La risa de Hyun se alejó cuando frunció el ceño.

—¿Explicar qué exactamente?

—Bueno, ya sabes lo de mi cuerpo, que se está haciendo más grande, ¿verdad?

Hyun enganchó la nueva camiseta que Min llevaba y sonrió. —Sí, amigo, la ropa nueva no fue un regalo a precio de saldo. Tuve que ir a comprarlas, ¿recuerdas? Eso, y el hecho de que ahora eres unos centímetros más alto que yo, cuando desde que te conozco, siempre has sido más bajo.

—Bueno, voy a continuar creciendo hasta que llegue al tamaño con el que pueda proteger adecuadamente a Jun. Según dice, como el verdadero rey de sangre, él es el corazón y el alma de su manada. Yo, como su pareja, se supone que debo ser su fuerza.

—¿pareja?

—No es una mala palabra, Hyun.

—¿Estás seguro? —Hyun parecía escéptico. Lo miró afligido. La comisura de su labio estaba retorcida, sus ojos muy abiertos, y su rostro más pálido de lo que había estado unos minutos antes. Min  quería revolver los ojos pero no lo hizo.

—Sí, estoy seguro. Pareja significa... —Min sacudió la cabeza—. Hay una conexión entre nosotros que va más de todo lo que he sentido en mi vida. Soy más feliz cuando estoy con Jun, ¿sabes?
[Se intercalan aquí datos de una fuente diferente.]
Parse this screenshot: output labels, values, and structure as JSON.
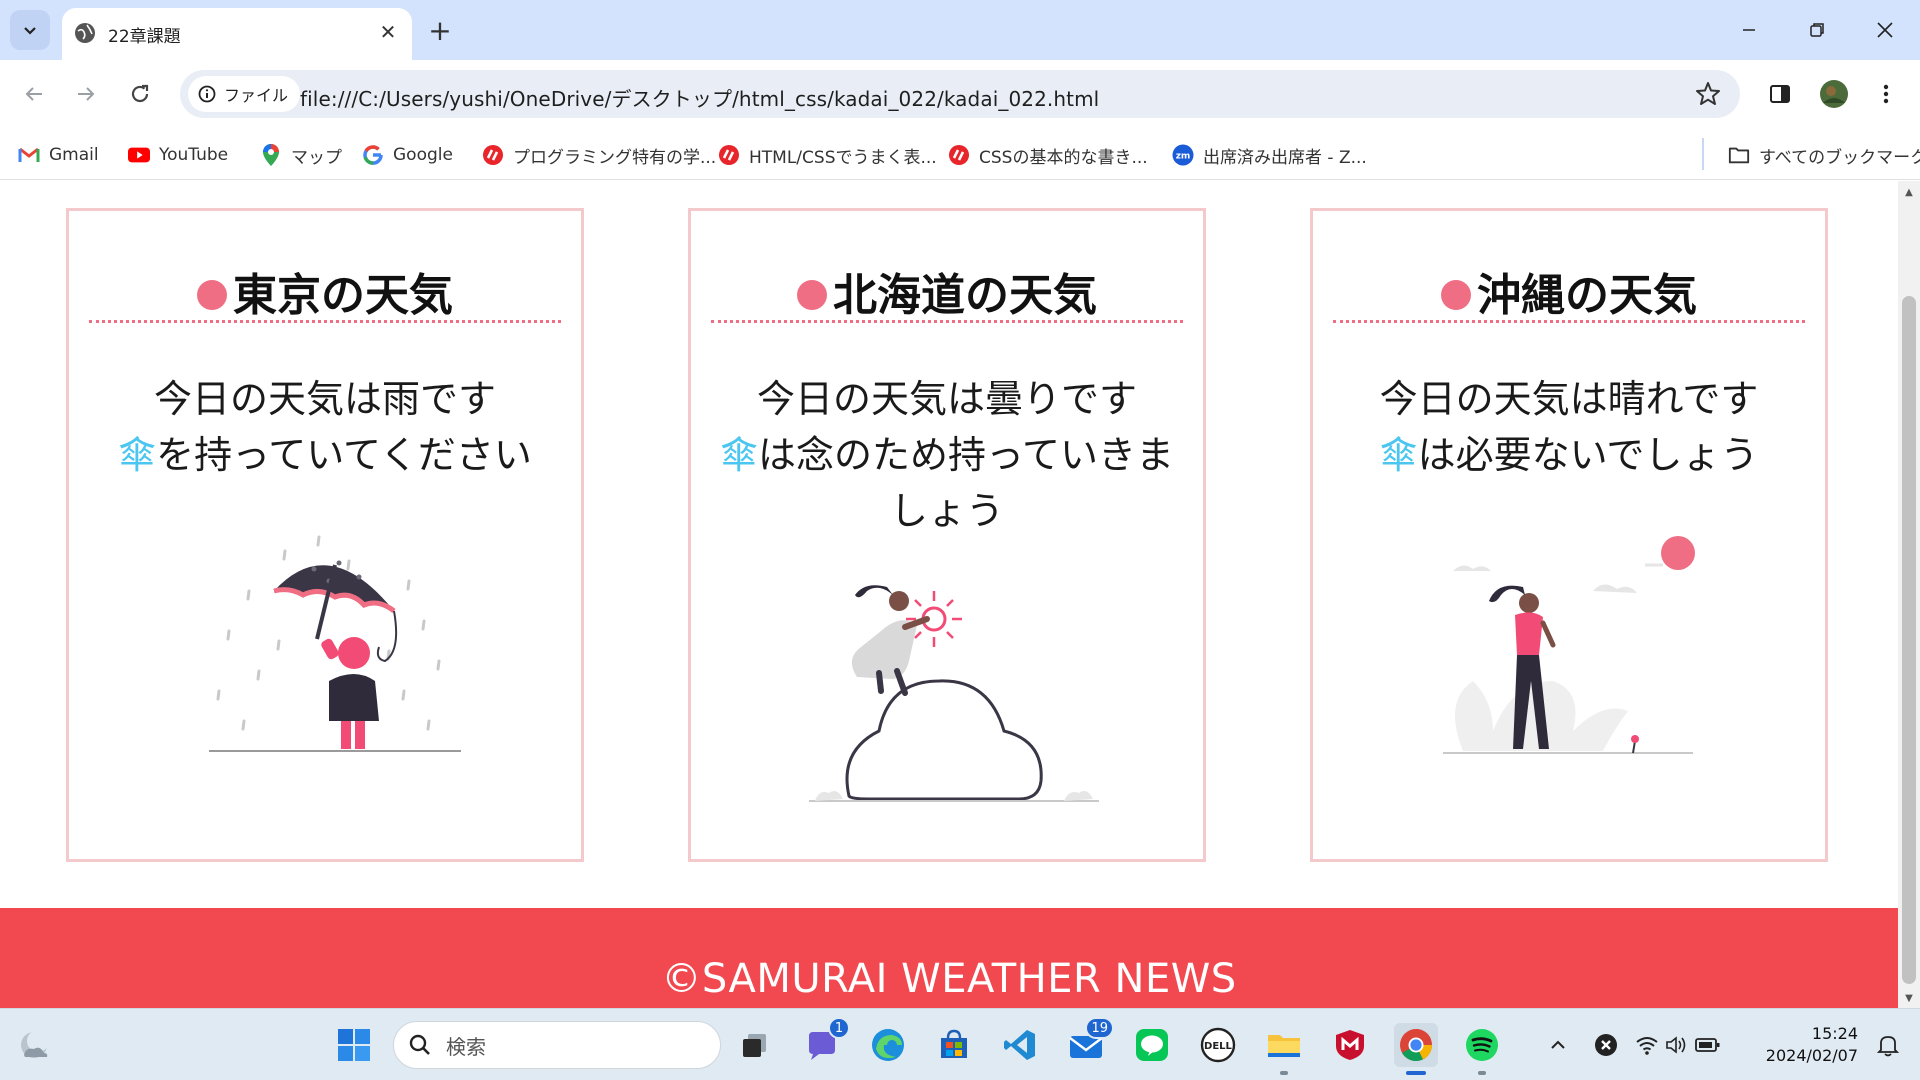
{
  "browser": {
    "tab_title": "22章課題",
    "file_chip_label": "ファイル",
    "url": "file:///C:/Users/yushi/OneDrive/デスクトップ/html_css/kadai_022/kadai_022.html"
  },
  "bookmarks": [
    {
      "label": "Gmail",
      "icon": "gmail-icon"
    },
    {
      "label": "YouTube",
      "icon": "youtube-icon"
    },
    {
      "label": "マップ",
      "icon": "maps-icon"
    },
    {
      "label": "Google",
      "icon": "google-icon"
    },
    {
      "label": "プログラミング特有の学...",
      "icon": "samurai-icon"
    },
    {
      "label": "HTML/CSSでうまく表...",
      "icon": "samurai-icon"
    },
    {
      "label": "CSSの基本的な書き...",
      "icon": "samurai-icon"
    },
    {
      "label": "出席済み出席者 - Z...",
      "icon": "zoom-icon"
    }
  ],
  "bookmarks_folder": "すべてのブックマーク",
  "cards": [
    {
      "title": "東京の天気",
      "line1": "今日の天気は雨です",
      "umbrella": "傘",
      "line2": "を持っていてください",
      "line3": ""
    },
    {
      "title": "北海道の天気",
      "line1": "今日の天気は曇りです",
      "umbrella": "傘",
      "line2": "は念のため持っていきま",
      "line3": "しょう"
    },
    {
      "title": "沖縄の天気",
      "line1": "今日の天気は晴れです",
      "umbrella": "傘",
      "line2": "は必要ないでしょう",
      "line3": ""
    }
  ],
  "footer": {
    "copyright": "©SAMURAI WEATHER NEWS"
  },
  "taskbar": {
    "search_placeholder": "検索",
    "teams_badge": "1",
    "mail_badge": "19",
    "time": "15:24",
    "date": "2024/02/07"
  },
  "colors": {
    "accent_pink": "#ef6e84",
    "card_border": "#f3c9cc",
    "footer_red": "#f2484f",
    "umbrella_blue": "#4bc6f0"
  }
}
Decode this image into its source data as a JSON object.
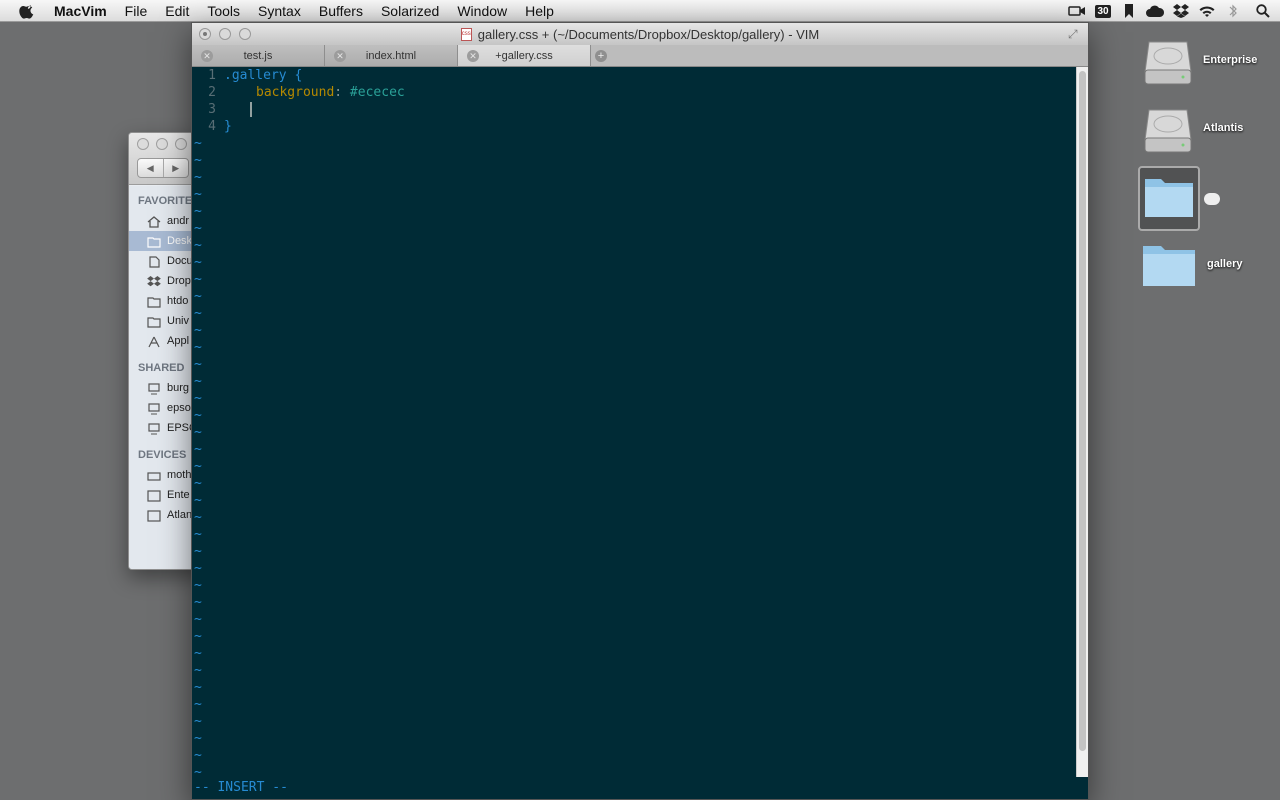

Incluso toda esa locura de mierda de etiquetar los alimentos y su necesidad de estar limpio todo el tiempo, me gusta. Creo que es lindo.

—Amigo, lo tienes mal.

Min frunció el ceño. —¿Qué quieres decir?

—Estás enamorado de la bola de pelo.

—No seas ridículo. Claro, me gusta Jun. Me gusta mucho, pero solamente nos conocemos desde hace unos días. No puedo estar enamorado de él. —Agitó la mano descartándolo—. Infiernos, ni siquiera sé qué es el amor.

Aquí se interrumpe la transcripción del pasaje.